U.S. cable television operator Cablevision announced today tht it is filing an appeal of a court decision which bars he company from introducing a DVR server which stores users’ recorded programming on the company’s own servers, rather than on set-top boxes located in subscribers’ homes. The appeal follows a court decision last month in which a U.S. District Court in Manhattan barred the company from launching the service, upholding complains from television networks and Hollywood studios that the service would violate copyright laws.
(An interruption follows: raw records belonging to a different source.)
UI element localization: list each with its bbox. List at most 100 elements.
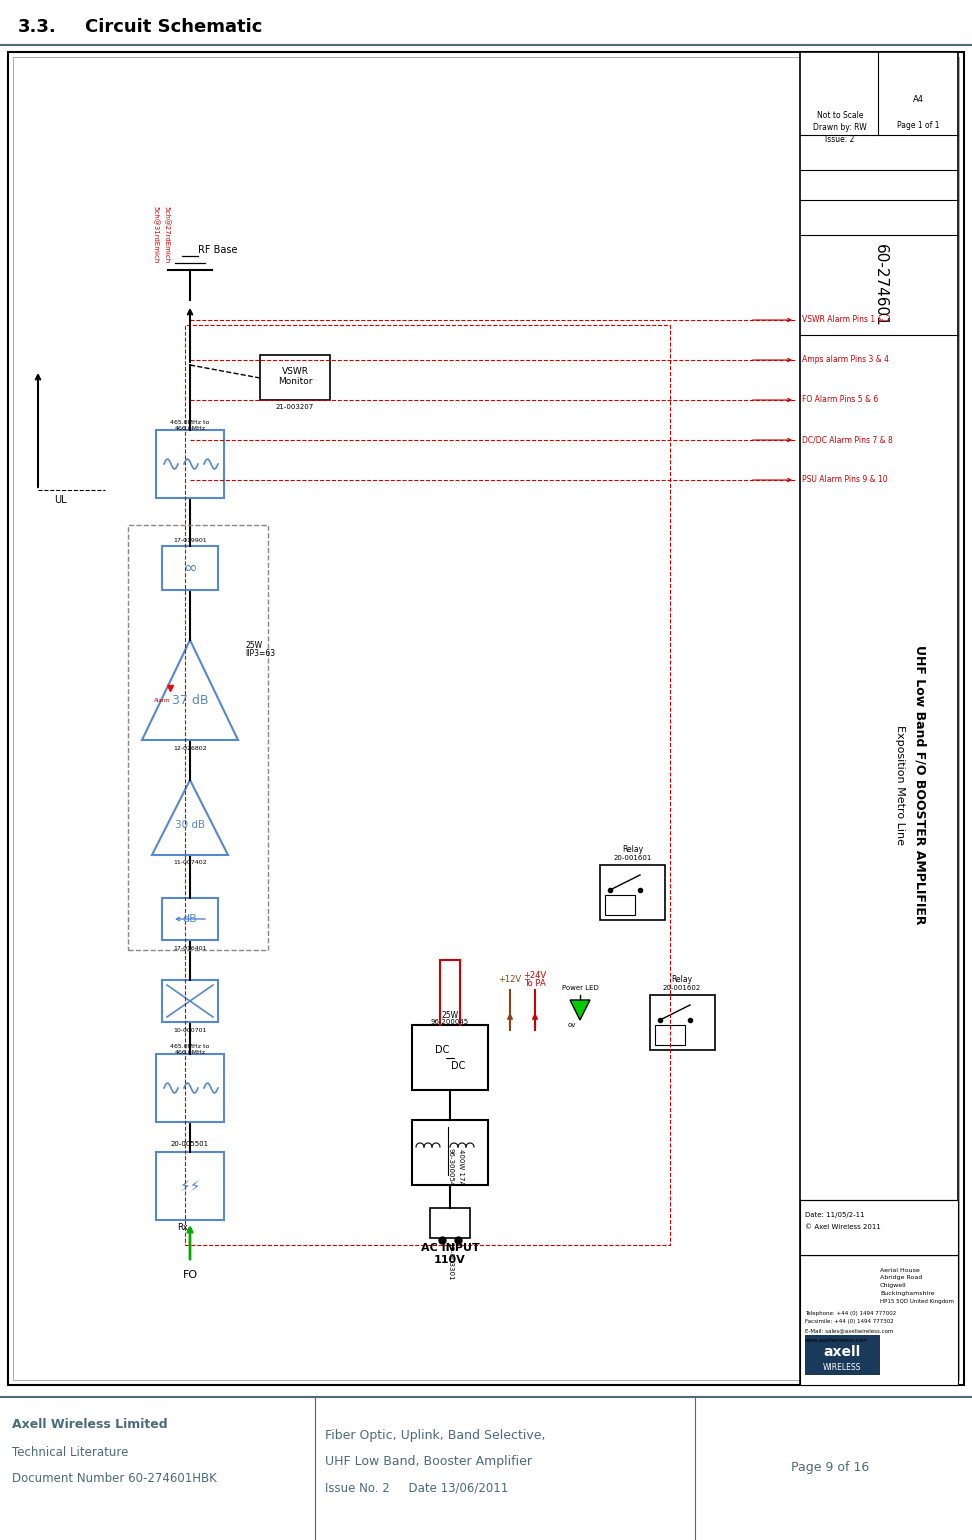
Text: A4: A4 <box>913 95 923 105</box>
Text: DC: DC <box>434 1046 449 1055</box>
Text: Issue No. 2     Date 13/06/2011: Issue No. 2 Date 13/06/2011 <box>325 1481 508 1494</box>
Text: 110V: 110V <box>434 1255 466 1264</box>
Text: 30 dB: 30 dB <box>175 819 205 830</box>
Text: Page 9 of 16: Page 9 of 16 <box>791 1461 869 1474</box>
Text: Circuit Schematic: Circuit Schematic <box>85 18 262 35</box>
Bar <box>412 1120 488 1184</box>
Text: 11-007402: 11-007402 <box>173 861 207 865</box>
Text: AC INPUT: AC INPUT <box>421 1243 479 1254</box>
Text: axell logo area: axell logo area <box>805 1238 846 1243</box>
Text: © Axel Wireless 2011: © Axel Wireless 2011 <box>805 1224 881 1230</box>
Text: 17-016401: 17-016401 <box>173 946 207 950</box>
Bar <box>128 525 268 950</box>
Bar <box>430 1207 470 1238</box>
Text: VSWR: VSWR <box>282 368 308 376</box>
Text: PSU Alarm Pins 9 & 10: PSU Alarm Pins 9 & 10 <box>802 476 887 485</box>
Text: +24V: +24V <box>524 970 546 979</box>
Text: Abridge Road: Abridge Road <box>880 1275 922 1280</box>
Bar <box>156 1152 224 1220</box>
Bar <box>605 895 635 915</box>
Text: 25W: 25W <box>245 641 262 650</box>
Bar <box>8 52 964 1384</box>
Text: 60-274601: 60-274601 <box>873 243 887 326</box>
Polygon shape <box>152 779 228 855</box>
Polygon shape <box>142 641 238 741</box>
Text: FO Alarm Pins 5 & 6: FO Alarm Pins 5 & 6 <box>802 396 879 405</box>
Text: Axell Wireless Limited: Axell Wireless Limited <box>12 1418 167 1432</box>
Bar <box>162 547 218 590</box>
Text: 3.3.: 3.3. <box>18 18 56 35</box>
Bar <box>600 865 665 919</box>
Text: 465.0MHz to: 465.0MHz to <box>170 1044 210 1049</box>
Bar <box>162 979 218 1023</box>
Text: 466.0MHz: 466.0MHz <box>175 425 205 431</box>
Bar <box>800 1255 958 1384</box>
Text: ov: ov <box>568 1023 576 1029</box>
Text: Document Number 60-274601HBK: Document Number 60-274601HBK <box>12 1472 217 1485</box>
Bar <box>800 1200 958 1255</box>
Text: HP15 5QD United Kingdom: HP15 5QD United Kingdom <box>880 1300 954 1304</box>
Text: UHF Low Band F/O BOOSTER AMPLIFIER: UHF Low Band F/O BOOSTER AMPLIFIER <box>914 645 926 924</box>
Text: WIRELESS: WIRELESS <box>823 1363 861 1372</box>
Text: DC/DC Alarm Pins 7 & 8: DC/DC Alarm Pins 7 & 8 <box>802 436 892 445</box>
Text: 96-300054: 96-300054 <box>447 1147 453 1186</box>
Text: 21-003207: 21-003207 <box>276 403 314 410</box>
Bar <box>412 1026 488 1090</box>
Text: 5ch@31rdEmich: 5ch@31rdEmich <box>152 206 158 263</box>
Polygon shape <box>570 999 590 1019</box>
Text: Technical Literature: Technical Literature <box>12 1446 128 1458</box>
Text: www.axellwireless.com: www.axellwireless.com <box>805 1338 869 1343</box>
Text: ⚡⚡: ⚡⚡ <box>179 1178 201 1194</box>
Text: axell: axell <box>823 1344 860 1358</box>
Text: 17-019901: 17-019901 <box>173 537 207 542</box>
Text: IIP3=63: IIP3=63 <box>245 648 275 658</box>
Bar <box>805 1335 880 1375</box>
Text: 20-001601: 20-001601 <box>613 855 652 861</box>
Text: Relay: Relay <box>622 845 643 855</box>
Bar <box>13 57 959 1380</box>
Bar <box>260 356 330 400</box>
Text: 20-005501: 20-005501 <box>171 1141 209 1147</box>
Text: Not to Scale: Not to Scale <box>816 111 863 120</box>
Bar <box>162 898 218 939</box>
Text: Power LED: Power LED <box>562 986 599 992</box>
Text: VSWR Alarm Pins 1 & 2: VSWR Alarm Pins 1 & 2 <box>802 316 890 325</box>
Text: Issue: 2: Issue: 2 <box>825 136 854 145</box>
Text: Fiber Optic, Uplink, Band Selective,: Fiber Optic, Uplink, Band Selective, <box>325 1429 545 1441</box>
Text: dB: dB <box>183 915 197 924</box>
Text: To PA: To PA <box>524 978 546 987</box>
Text: 25W: 25W <box>441 1010 459 1019</box>
Text: 5ch@27rdEmich: 5ch@27rdEmich <box>162 206 169 263</box>
Text: 12-026802: 12-026802 <box>173 745 207 750</box>
Bar <box>650 995 715 1050</box>
Text: Exposition Metro Line: Exposition Metro Line <box>895 725 905 845</box>
Text: RF Base: RF Base <box>198 245 237 256</box>
Text: +12V: +12V <box>499 975 522 984</box>
Bar <box>185 325 670 1244</box>
Text: Alarm: Alarm <box>154 698 170 702</box>
Text: UHF Low Band, Booster Amplifier: UHF Low Band, Booster Amplifier <box>325 1455 532 1469</box>
Text: Page 1 of 1: Page 1 of 1 <box>897 120 939 129</box>
Text: Monitor: Monitor <box>278 377 312 387</box>
Text: 13-003301: 13-003301 <box>447 1241 453 1280</box>
Text: 465.0MHz to: 465.0MHz to <box>170 419 210 425</box>
Text: Rx: Rx <box>177 1223 188 1232</box>
Bar <box>156 1053 224 1123</box>
Text: 96-200045: 96-200045 <box>431 1019 469 1026</box>
Text: 10-000701: 10-000701 <box>173 1027 207 1032</box>
Text: E-Mail: sales@axellwireless.com: E-Mail: sales@axellwireless.com <box>805 1329 893 1334</box>
Text: 20-001602: 20-001602 <box>663 986 701 992</box>
Text: UL: UL <box>53 494 66 505</box>
Text: Relay: Relay <box>672 975 693 984</box>
Text: Date: 11/05/2-11: Date: 11/05/2-11 <box>805 1212 865 1218</box>
Text: 466.0MHz: 466.0MHz <box>175 1049 205 1055</box>
Text: DC: DC <box>451 1061 466 1070</box>
Bar <box>156 430 224 497</box>
Text: Drawn by: RW: Drawn by: RW <box>814 123 867 131</box>
Text: ∞: ∞ <box>183 559 197 578</box>
Text: 37 dB: 37 dB <box>172 693 208 707</box>
Text: 400W 17A: 400W 17A <box>458 1149 464 1186</box>
Text: Aerial House: Aerial House <box>880 1267 920 1272</box>
Text: Facsimile: +44 (0) 1494 777302: Facsimile: +44 (0) 1494 777302 <box>805 1320 893 1324</box>
Text: Amps alarm Pins 3 & 4: Amps alarm Pins 3 & 4 <box>802 356 889 365</box>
Cablevision’s plan for a “network DVR” would enable customers to set up recording schedules and features much the way traditional DVR users do today; however, instead of storing the recorded content on a set-top box in a user’s home, the video would be stored on the cable operator’s servers. When customers wanted to view the recorded material, it would be retrieved from the cable operator’s system and streamed to the customer over the cable network on an on-demand basis. “Our remote-storage DVR is the same as conventional DVRs, and merely enables consumers to exercise their well-established rights to time-shift television programming,” said Cablevision COO Tom Rutledge in a statement.
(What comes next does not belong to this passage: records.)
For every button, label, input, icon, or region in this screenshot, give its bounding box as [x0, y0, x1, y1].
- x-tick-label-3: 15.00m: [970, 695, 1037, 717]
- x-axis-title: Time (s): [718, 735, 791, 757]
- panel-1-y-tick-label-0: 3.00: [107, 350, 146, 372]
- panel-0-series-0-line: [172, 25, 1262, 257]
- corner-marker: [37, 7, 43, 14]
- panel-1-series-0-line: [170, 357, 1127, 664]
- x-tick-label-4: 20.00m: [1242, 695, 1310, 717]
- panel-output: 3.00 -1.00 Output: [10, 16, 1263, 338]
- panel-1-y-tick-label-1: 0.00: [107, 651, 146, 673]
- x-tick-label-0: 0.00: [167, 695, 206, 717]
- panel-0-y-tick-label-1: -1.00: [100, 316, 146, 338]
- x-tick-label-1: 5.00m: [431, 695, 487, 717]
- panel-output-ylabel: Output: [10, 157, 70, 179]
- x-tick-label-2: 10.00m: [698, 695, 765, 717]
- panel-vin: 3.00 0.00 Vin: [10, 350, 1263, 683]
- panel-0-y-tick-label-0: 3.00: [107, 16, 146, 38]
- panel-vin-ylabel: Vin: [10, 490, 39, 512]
Movie studios and television networks disagree, arguing that storing content “on behalf” of a customer and re-transmitting that data over the cable network amounts to a re-broadcasting of the content, for which the cable company has no license. Studios and television networks would likely be willing to discuss a licensing arrangement for such a service—which, of course, would mean CableVision would be paying a premium for “network DVR”-capable programming. CableVision doesn’t want to do that: the whole point of the network DVR concept is to reduce CableVision’s costs by being able to centrally manage, maintain, and upgrade all the equipment and services needed to provide a DVR service without having to install, maintain, and upgrade individual DVR units in each subscriber’s home.